I ask her what drives her forward despite the exhaustion. She answers, “Any kind of change-making requires radical optimism, and we must continue to nurture hope and resilience in the work we do. We only really lose when we stop trying.”
Therefore, Billie also believes in educating the Filipino audience to be radically optimistic. For her, this is the antidote to violence and ignorance toward environmental justice. “At Masungi, we create modules around watershed education and wildlife, train over a hundred teachers, run boot camps, and nurture youths to become ambassadors of the watershed,” she says. Geotourism has also helped bring the reserve to a global community of eco-conscious travellers.

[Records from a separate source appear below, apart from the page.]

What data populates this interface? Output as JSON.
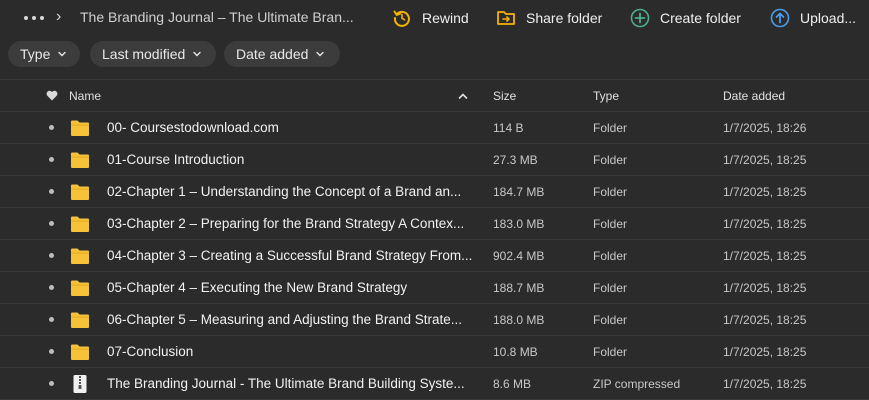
{
  "breadcrumb": {
    "title": "The Branding Journal – The Ultimate Bran..."
  },
  "actions": {
    "rewind": "Rewind",
    "share": "Share folder",
    "create": "Create folder",
    "upload": "Upload..."
  },
  "filters": {
    "type": "Type",
    "last_modified": "Last modified",
    "date_added": "Date added"
  },
  "table": {
    "headers": {
      "name": "Name",
      "size": "Size",
      "type": "Type",
      "date_added": "Date added"
    },
    "rows": [
      {
        "name": "00- Coursestodownload.com",
        "size": "114 B",
        "type": "Folder",
        "date": "1/7/2025, 18:26",
        "icon": "folder-icon"
      },
      {
        "name": "01-Course Introduction",
        "size": "27.3 MB",
        "type": "Folder",
        "date": "1/7/2025, 18:25",
        "icon": "folder-icon"
      },
      {
        "name": "02-Chapter 1 – Understanding the Concept of a Brand an...",
        "size": "184.7 MB",
        "type": "Folder",
        "date": "1/7/2025, 18:25",
        "icon": "folder-icon"
      },
      {
        "name": "03-Chapter 2 – Preparing for the Brand Strategy A Contex...",
        "size": "183.0 MB",
        "type": "Folder",
        "date": "1/7/2025, 18:25",
        "icon": "folder-icon"
      },
      {
        "name": "04-Chapter 3 – Creating a Successful Brand Strategy From...",
        "size": "902.4 MB",
        "type": "Folder",
        "date": "1/7/2025, 18:25",
        "icon": "folder-icon"
      },
      {
        "name": "05-Chapter 4 – Executing the New Brand Strategy",
        "size": "188.7 MB",
        "type": "Folder",
        "date": "1/7/2025, 18:25",
        "icon": "folder-icon"
      },
      {
        "name": "06-Chapter 5 – Measuring and Adjusting the Brand Strate...",
        "size": "188.0 MB",
        "type": "Folder",
        "date": "1/7/2025, 18:25",
        "icon": "folder-icon"
      },
      {
        "name": "07-Conclusion",
        "size": "10.8 MB",
        "type": "Folder",
        "date": "1/7/2025, 18:25",
        "icon": "folder-icon"
      },
      {
        "name": "The Branding Journal - The Ultimate Brand Building Syste...",
        "size": "8.6 MB",
        "type": "ZIP compressed",
        "date": "1/7/2025, 18:25",
        "icon": "zip-icon"
      }
    ]
  },
  "colors": {
    "background": "#2b2b2b",
    "chip": "#3c3c3c",
    "folder": "#f5c238",
    "rewind": "#f5b301",
    "share": "#f5b301",
    "create": "#4caf8d",
    "upload": "#4a9ee8"
  }
}
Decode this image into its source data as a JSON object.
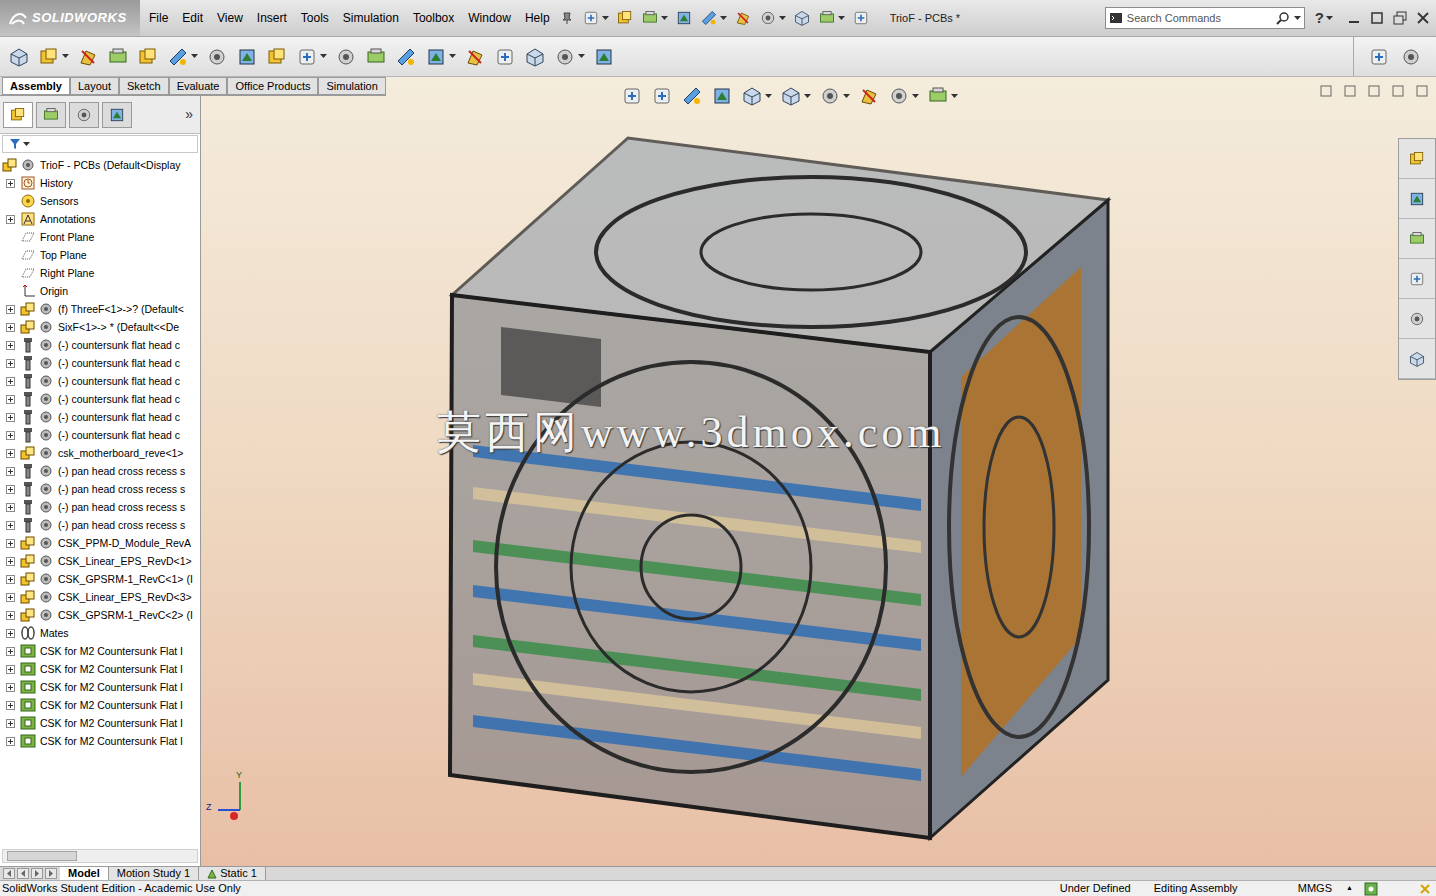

However, for Billie, there’s a pride in educating and encouraging young people about the Philippines’ biodiversity. After all, the Philippines is one of the 17 megadiverse countries with some of the highest endemicity of animals across the world.
“When you learn, you love, and when you love, you protect.”
Through Masungi, Billie also works to reconnect people with the teeming Filipino nature they grew up with. “Modern Filipinos, no matter how detached they seem from nature, love these childhood memories of their interaction with nature,” she says.
“In my childhood, there were a lot of dragonflies and fireflies—the indicators of clean air and water.” Evoking people’s childhood nostalgia for fireflies has helped them connect with their followers on social media, keeping them in the public eye. “We try to remind them of what life was like when we didn’t have this—the overdevelopment.”
Billie, too, loves her nostalgia. “My dad was one of the first people in the nineties to recognise Masungi as an important natural heritage to protect it,” she says.“He had strong morals, and he was courageous. My sister and I would joke that he’d always choose the most difficult path if it meant it was the right one.”
She now walks on her own path of hardships and uncertainties with Masungi. However, like her father, she firmly believes it to be the right one.
“There’s power in the memory of the past.”